As to the AVX2 work contributed: there are all sorts of "easier to integrate" AVX2 uses that had been added to HotSpot over time (especially with intrinsics, which tend to be nice and isolated from the rest of the code gen), but the vectorizer in C2 is not nearly as capable as the one in LLVM, and the results speak for themselves. And I expect o see a similar gap open when AVX512 becomes available on Skylake EPs soon.

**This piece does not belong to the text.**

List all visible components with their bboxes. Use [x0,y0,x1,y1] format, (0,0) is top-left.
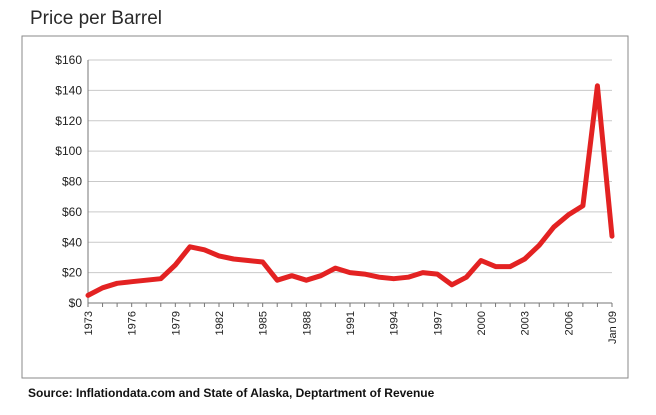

On the "how many contributions directly applicable to Java vs. C++ question": we were surprised at how readily those "C++ focused things" apply to idiomatic java code. The LLVM contributions can probably be better describes as "expecting certain patterns and idioms that are common in C/C++". And once you bring the Java code to LLVM IR form and "remove the breaks" as much as possible (e.g. fix how things like safepoints, GC barriers, and depot points used to defeat most optimizations), the patterns seem to be there in the Java code as well. The vectorization u-bench thing here is certainly a good example of that in play. We didn't massage it to find the vectorization opportunity. I didn't even get specific directions or tips on "write it this way". I just wrote some "I think this loop should be vectorizeable with AVX2" pieces of java code and the existing vectorizer seemed to have just picked them up and had its way with them.

Thanks for the response!

Yes, I can well believe that LLVM has put a lot more effort into auto-vectorisation than HotSpot has, given the relatively different ways in which Java and C++ tend to be used. And I don't see much effort put into auto-vectorisation in Graal either, from my occasional browsings of the commit logs. The research in HotSpot JIT compilers seems to be focused more on compiling more dynamic languages like JavaScript and Ruby faster, rather than C++ style numeric code: I guess reflecting a focus on business apps that probably don't contain many hot array loops relative to scripting language use.

I look forward to benchmarks. The blog post contains a graph that purports to compare HotSpot vs Zing but there is no Y axis, so I guess it's meant for illustration of the basic idea than actual performance comparisons.

While optimization for dynamic languages is a cool research area for a JIT compiler, and may one day help expand the use of dynamic languages on the JVM, the VAST majority of code that runs on JVMs in written in Java, Scala, and Clojure, none of which is dynamic. What you do see in those languages is plenty of idiomatic loops, stream, and buffer processing. All of which benefit greatly from the new vectorization capabilities in AVX2 (and the soon to be widely available AVX512).

perhaps someone should advertise AVX2 and AVX512 under the tag "It's not you father's numeric-processing-focused vectorization"

As for the charts in the blog post: yes, it's a depiction. The Y axis gains will vary by application, obviously. And we've seen that gain range form a few % to high 10s of %s with real workloads, measured by real customers who use them. Use cases span a wide range, including databases, in-memory query engines, search and indexing, protocol gateways, stream processing, messaging, analytics, and matching engines. None are things that classically make you think "numeric processing", BTW.

Yes, I'd very much appreciate some sort of blog post or link on how AVX2/512 can accelerate ordinary business type apps. I know it can be used to accelerate things like hashing, checksumming and so on, but if it's widely applicable to the sort of code normally found on the JVM, that could make a very interesting set of articles.

Thanks for the followup!

I'd love the instant start-up time for Java-based tooling like IDEs/builds/etc. (assuming it's as slick as they make it sound).

It would be nice if there was a developer version, e.g. not for commercial server usage, but as your local/desktop JVM installation.

For that purpose I think Java 9 AOT might be sufficient. Let's see if and when Intellij/Eclipse move to that.
I think in the current form that's unlikely. It's Linux only and needs to be built on the exact same CPU. This essentially means that you have to compile on the same system as you execute.